La réforme du système électoral, comme en Indonésie, en Papouasie - Nouvelle-Guinée et en Nouvelle-Zélande, constitue l’une des plus radicales en matière d’administration électorale. Elle résulte souvent d’une nécessité fonctionnelle, par exemple d’un sentiment d’injustice de la représentation ou d’un manque d’efficacité ou de réactivité de la part du gouvernement. En 2003, le système électoral indonésien est passé d’une représentation proportionnelle (RP) à listes bloquées dans de très vastes circonscriptions à une représentation proportionnelle à listes ouvertes dans de petites circonscriptions pour renforcer les liens, considérés comme insuffisants, entre électeurs et représentants. La nature consensuelle de la gouvernance indonésienne a quant à elle été préservée. La réforme du système électoral fait peser une lourde responsabilité sur les OGE en matière d’information et peut nécessiter la mise en œuvre de nouvelles méthodes de découpage électoral, de vote et de dépouillement.
En leur qualité de défenseurs de processus de délimitation des circonscriptions plus transparents et plus justes, les OGE peuvent jouer un rôle important dans la réforme du découpage électoral, par exemple en émettant des avis d’experts sur la question et en veillant à exercer leurs responsabilités en la matière de manière impartiale, juste et intègre. Certaines réformes électorales ont mis en place des circonscriptions plurinominales, car ce type de système, en général fondé sur la RP, peut atténuer l’influence du découpage électoral sur les résultats des élections. D’autres réformes ont instauré un découpage basé sur le principe « une personne, un vote, une valeur ». D’autres encore ont tenté de rendre les processus de découpage électoral plus transparents et plus objectifs, par exemple en excluant l’assemblée législative du processus de découpage, en chargeant un organisme indépendant de cette tâche et en exigeant des audiences ouvertes et une évaluation indépendante du découpage envisagé.

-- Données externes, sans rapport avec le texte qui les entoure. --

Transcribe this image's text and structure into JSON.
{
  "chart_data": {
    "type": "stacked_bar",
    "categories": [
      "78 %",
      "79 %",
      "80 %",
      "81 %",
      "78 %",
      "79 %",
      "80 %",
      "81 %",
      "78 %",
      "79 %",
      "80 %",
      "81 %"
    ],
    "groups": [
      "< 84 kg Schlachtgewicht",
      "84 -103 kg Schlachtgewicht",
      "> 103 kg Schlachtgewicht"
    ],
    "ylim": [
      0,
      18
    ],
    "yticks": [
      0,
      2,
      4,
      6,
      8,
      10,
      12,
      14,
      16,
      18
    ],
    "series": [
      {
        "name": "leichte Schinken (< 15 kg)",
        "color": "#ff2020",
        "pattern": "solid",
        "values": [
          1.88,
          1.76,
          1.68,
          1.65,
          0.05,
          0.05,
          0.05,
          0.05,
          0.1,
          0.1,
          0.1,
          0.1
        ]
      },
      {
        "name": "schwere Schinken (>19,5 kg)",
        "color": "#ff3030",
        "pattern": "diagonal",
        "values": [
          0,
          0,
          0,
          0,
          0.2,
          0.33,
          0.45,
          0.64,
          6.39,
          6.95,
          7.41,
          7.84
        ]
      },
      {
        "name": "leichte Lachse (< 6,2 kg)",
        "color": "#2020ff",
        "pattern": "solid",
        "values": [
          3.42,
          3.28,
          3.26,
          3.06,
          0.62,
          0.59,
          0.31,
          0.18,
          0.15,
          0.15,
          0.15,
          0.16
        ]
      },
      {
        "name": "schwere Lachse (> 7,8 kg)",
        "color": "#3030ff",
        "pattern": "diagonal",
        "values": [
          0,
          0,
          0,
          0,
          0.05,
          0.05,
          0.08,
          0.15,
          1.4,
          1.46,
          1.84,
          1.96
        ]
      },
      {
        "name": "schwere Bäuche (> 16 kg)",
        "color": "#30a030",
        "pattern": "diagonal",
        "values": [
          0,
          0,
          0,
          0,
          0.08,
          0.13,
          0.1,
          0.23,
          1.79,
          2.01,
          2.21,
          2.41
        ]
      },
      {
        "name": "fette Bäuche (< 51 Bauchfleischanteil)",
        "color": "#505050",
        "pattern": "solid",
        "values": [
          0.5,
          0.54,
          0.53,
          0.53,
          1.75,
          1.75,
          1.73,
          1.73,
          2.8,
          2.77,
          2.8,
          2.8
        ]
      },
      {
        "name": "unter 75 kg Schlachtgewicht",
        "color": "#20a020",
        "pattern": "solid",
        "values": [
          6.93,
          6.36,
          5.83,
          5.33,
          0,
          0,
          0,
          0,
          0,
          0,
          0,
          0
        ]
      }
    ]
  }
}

Le processus d’inscription des électeurs a suscité de multiples efforts de modernisation dans toutes les démocraties, émergentes comme établies. L’inscription des électeurs permet aux personnes admissibles de voter et constitue donc un élément clé de l’équité d’une élection. Comme elle intervient en général bien avant le jour du scrutin et se trouve hors du champ d’examen direct des observateurs (surtout quand les listes électorales s’appuient sur les registres d’état civil ou les recensements), l’intégrité interne de ses systèmes doit être très élevée. Les réformes ont davantage ciblé l’efficacité, mais aussi l’intégrité, des processus d’inscription des électeurs. Elles ont souvent inclus des techniques de saisie et de traitement des données biométriques, dans l’objectif déclaré de limiter les risques d’inscriptions multiples, d’usurpation d’identité des électeurs et/ou de vote multiple.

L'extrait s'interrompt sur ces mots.